Die Entscheidung des LG Landshut ist in diesem Sinne konsequent. Wer einen Button mit der Formulierung „Antrag abschicken“ verwendet, erzeugt eher den Eindruck einer bloßen Übermittlung als den Eindruck eines entgeltlichen Vertragsschlusses. Das genügt dem Schutzniveau des Gesetzes nicht.
Warum die Entscheidung dogmatisch überzeugend wirkt
Die Argumentation des Gerichts wirkt in mehreren Punkten überzeugend:
• Sie orientiert sich an der Perspektive eines durchschnittlichen Verbrauchers
• Sie nimmt die wirtschaftliche Realität von Erfolgsprovisionen ernst
• Sie verhindert Umgehungskonstruktionen in mehrstufigen Online-Prozessen
• Sie stärkt die Transparenz im elektronischen Geschäftsverkehr
Besonders überzeugend ist der Gedanke, dass ein Verbraucher nicht deshalb weniger schutzbedürftig ist, weil seine Zahlungspflicht erst bei Erfolg eintritt. Auch eine bedingte Entgeltpflicht kann wirtschaftlich erheblich sein. Aus Verbrauchersicht macht es wenig Unterschied, ob eine Zahlung sofort fällig wird oder ob ein Teil der später realisierten Forderung einbehalten wird.
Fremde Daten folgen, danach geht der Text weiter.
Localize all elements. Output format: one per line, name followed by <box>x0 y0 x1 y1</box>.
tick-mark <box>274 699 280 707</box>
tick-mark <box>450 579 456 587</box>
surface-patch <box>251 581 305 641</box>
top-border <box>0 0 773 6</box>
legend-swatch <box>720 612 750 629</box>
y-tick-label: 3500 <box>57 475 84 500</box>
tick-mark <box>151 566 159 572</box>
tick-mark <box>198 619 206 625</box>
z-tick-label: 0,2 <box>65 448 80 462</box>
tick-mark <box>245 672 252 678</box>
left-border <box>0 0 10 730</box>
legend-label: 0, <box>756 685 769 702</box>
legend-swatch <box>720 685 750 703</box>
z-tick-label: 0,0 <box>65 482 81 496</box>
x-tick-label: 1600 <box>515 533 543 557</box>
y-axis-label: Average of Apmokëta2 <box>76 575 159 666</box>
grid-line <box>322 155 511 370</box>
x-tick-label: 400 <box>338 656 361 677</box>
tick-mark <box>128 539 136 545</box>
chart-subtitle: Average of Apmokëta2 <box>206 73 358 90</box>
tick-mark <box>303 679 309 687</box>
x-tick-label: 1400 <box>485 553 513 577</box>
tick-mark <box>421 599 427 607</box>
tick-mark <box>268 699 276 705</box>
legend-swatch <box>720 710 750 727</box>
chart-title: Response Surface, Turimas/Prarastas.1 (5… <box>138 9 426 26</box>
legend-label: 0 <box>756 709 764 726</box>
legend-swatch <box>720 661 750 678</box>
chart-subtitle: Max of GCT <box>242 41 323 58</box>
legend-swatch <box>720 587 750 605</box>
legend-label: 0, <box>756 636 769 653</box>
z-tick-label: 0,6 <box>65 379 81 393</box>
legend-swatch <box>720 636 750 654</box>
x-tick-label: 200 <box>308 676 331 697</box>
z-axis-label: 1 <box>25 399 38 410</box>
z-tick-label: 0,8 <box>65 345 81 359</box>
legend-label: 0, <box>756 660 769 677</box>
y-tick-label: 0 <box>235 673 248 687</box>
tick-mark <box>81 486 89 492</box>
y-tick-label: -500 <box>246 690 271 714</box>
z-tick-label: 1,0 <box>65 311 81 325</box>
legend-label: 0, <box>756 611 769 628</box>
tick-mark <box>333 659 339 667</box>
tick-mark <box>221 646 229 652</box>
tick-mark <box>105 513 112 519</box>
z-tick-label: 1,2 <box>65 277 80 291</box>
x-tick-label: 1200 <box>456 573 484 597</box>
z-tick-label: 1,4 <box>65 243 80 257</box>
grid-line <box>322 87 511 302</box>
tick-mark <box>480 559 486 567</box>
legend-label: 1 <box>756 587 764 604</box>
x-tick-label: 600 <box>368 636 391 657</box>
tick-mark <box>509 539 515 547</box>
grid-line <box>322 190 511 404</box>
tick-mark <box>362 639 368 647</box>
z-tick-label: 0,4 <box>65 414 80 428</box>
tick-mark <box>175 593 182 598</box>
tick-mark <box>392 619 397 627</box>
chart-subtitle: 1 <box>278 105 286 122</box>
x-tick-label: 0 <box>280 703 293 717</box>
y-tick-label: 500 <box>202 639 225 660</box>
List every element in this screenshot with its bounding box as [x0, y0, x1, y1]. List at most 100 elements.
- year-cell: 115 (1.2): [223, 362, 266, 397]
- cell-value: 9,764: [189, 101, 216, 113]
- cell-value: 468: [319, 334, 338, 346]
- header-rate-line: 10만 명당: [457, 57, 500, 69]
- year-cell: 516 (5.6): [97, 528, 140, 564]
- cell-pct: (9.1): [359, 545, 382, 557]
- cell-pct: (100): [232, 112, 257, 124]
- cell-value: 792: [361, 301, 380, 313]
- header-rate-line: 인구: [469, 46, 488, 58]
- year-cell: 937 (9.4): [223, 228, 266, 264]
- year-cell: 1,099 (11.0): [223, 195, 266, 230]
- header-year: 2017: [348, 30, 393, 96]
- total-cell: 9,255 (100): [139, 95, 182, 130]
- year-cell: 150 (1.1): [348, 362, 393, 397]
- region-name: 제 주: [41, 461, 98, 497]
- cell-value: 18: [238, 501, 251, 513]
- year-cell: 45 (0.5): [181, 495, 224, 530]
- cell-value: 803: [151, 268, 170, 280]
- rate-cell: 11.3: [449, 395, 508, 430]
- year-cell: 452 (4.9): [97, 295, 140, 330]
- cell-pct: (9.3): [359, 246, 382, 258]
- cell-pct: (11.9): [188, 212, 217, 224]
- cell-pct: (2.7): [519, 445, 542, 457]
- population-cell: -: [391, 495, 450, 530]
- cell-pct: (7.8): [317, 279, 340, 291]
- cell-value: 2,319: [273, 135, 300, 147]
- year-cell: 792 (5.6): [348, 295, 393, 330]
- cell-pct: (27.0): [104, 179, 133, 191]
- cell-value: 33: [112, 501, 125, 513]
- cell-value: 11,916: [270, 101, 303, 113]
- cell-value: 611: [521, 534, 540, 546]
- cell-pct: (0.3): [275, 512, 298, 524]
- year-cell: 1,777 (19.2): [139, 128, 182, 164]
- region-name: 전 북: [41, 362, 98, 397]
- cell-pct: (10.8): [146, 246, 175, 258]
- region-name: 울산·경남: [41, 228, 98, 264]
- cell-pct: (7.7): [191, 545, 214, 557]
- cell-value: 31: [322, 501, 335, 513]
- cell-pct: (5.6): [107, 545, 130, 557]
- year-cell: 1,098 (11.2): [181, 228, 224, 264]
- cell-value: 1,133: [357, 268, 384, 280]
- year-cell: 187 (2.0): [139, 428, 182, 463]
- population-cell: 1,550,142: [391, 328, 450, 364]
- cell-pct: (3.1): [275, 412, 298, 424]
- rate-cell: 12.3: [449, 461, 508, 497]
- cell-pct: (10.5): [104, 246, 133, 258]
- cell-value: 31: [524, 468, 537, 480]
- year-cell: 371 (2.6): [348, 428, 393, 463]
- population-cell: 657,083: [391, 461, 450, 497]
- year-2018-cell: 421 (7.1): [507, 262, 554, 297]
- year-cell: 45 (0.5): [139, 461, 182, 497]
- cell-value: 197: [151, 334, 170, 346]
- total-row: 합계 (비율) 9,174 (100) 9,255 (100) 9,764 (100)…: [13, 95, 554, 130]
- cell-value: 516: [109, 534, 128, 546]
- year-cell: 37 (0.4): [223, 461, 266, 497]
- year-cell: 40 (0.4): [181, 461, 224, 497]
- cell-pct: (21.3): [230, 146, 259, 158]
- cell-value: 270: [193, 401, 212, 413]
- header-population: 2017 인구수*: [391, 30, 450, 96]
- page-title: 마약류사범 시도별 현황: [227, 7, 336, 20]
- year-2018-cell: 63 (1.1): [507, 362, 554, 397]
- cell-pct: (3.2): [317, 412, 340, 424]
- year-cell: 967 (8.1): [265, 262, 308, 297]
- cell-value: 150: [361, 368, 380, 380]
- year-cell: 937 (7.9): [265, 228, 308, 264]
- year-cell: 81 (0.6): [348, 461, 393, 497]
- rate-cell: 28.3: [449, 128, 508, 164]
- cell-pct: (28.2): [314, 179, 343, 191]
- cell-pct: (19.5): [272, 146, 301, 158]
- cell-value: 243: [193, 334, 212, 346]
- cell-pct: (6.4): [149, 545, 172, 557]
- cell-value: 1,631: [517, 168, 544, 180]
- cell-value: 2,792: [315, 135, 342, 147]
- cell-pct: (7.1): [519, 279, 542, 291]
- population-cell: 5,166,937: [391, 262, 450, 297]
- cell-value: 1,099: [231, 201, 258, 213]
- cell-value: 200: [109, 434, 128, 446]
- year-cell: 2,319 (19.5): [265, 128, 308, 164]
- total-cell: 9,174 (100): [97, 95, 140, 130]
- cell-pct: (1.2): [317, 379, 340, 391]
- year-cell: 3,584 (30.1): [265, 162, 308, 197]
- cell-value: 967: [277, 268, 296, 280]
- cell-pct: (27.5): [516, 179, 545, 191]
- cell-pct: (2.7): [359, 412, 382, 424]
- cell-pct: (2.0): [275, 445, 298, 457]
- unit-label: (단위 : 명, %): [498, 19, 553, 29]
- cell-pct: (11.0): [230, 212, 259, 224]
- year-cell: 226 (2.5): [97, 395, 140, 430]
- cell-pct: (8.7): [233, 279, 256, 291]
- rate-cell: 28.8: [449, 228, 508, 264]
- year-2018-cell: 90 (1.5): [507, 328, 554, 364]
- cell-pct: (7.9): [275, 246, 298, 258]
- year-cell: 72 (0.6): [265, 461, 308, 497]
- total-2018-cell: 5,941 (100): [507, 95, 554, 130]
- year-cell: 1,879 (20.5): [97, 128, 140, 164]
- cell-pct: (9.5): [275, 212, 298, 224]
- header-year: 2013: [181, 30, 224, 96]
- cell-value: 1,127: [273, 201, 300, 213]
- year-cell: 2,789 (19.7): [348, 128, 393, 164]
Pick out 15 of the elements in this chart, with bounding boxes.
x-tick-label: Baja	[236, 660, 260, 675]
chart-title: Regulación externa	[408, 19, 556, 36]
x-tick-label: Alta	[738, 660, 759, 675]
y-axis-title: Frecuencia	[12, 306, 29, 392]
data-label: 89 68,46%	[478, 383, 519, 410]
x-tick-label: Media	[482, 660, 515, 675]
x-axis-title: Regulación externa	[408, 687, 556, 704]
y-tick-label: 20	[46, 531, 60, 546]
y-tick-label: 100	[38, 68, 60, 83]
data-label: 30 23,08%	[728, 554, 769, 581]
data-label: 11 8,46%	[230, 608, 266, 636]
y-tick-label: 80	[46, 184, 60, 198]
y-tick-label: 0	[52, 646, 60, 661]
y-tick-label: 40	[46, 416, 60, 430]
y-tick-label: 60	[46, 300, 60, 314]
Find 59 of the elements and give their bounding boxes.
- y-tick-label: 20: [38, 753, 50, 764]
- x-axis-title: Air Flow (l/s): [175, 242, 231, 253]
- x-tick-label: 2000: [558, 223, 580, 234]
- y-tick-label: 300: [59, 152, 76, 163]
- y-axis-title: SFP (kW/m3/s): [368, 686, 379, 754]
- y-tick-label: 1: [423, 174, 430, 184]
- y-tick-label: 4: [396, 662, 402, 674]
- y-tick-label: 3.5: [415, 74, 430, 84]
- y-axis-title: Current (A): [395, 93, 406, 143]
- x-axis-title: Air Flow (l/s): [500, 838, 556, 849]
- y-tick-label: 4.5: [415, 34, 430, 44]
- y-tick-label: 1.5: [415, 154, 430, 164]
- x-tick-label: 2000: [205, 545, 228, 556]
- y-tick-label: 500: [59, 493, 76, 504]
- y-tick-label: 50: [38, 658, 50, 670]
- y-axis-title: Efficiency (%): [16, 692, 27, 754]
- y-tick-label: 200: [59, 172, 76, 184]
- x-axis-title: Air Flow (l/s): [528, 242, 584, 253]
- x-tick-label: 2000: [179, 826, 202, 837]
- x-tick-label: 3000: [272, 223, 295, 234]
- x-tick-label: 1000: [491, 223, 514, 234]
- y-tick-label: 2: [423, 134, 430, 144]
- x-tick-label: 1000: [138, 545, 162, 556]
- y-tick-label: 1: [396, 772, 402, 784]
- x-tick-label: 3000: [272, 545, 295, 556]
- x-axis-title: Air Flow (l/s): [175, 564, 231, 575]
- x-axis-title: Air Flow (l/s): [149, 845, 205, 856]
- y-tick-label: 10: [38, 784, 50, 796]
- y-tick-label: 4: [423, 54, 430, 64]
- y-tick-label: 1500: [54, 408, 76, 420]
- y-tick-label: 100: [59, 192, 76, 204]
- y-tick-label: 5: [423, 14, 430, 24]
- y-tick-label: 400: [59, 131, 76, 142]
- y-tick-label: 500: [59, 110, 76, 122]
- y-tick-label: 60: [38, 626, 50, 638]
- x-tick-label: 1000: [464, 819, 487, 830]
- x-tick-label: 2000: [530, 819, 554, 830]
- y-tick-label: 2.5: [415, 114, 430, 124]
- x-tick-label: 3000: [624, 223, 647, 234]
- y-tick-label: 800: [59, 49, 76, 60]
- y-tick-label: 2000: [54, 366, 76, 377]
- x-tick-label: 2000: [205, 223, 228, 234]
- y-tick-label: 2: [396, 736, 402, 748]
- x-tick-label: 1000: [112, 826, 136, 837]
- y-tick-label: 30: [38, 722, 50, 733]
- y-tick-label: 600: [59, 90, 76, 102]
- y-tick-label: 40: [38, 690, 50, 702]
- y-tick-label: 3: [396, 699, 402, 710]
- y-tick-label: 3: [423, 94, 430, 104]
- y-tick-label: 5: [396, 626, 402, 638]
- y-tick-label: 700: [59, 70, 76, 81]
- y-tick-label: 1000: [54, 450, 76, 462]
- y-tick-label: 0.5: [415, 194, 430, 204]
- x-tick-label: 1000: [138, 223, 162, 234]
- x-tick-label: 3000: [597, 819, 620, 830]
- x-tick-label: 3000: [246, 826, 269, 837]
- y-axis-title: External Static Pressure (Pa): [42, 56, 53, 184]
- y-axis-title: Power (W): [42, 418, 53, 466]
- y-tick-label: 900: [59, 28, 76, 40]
Wo Diskussionsstoff bleibt
Trotz der Plausibilität der Entscheidung bleibt Raum für Diskussion. In der Praxis wird sich weiter die Frage stellen, wie weit § 312j BGB bei atypischen Vertragsmodellen reicht. Gerade Legal-Tech-Angebote, Inkassodienstleistungen und abtretungsbasierte Modelle unterscheiden sich strukturell von klassischen Kaufverträgen.
Denkbare Diskussionspunkte sind etwa:
• Ob jede Erfolgsprovision automatisch als Zahlungspflicht im Sinne des § 312j BGB zu behandeln ist
• Wie streng auf den letzten Klick abzustellen ist, wenn bereits zuvor signiert wurde
• Welche alternativen Formulierungen auf Buttons ausreichend klar wären
• Wie weit die Unwirksamkeitsfolge im Einzelfall reicht
Gerade weil diese Fragen über den Einzelfall hinausweisen, war die Zulassung der Revision folgerichtig.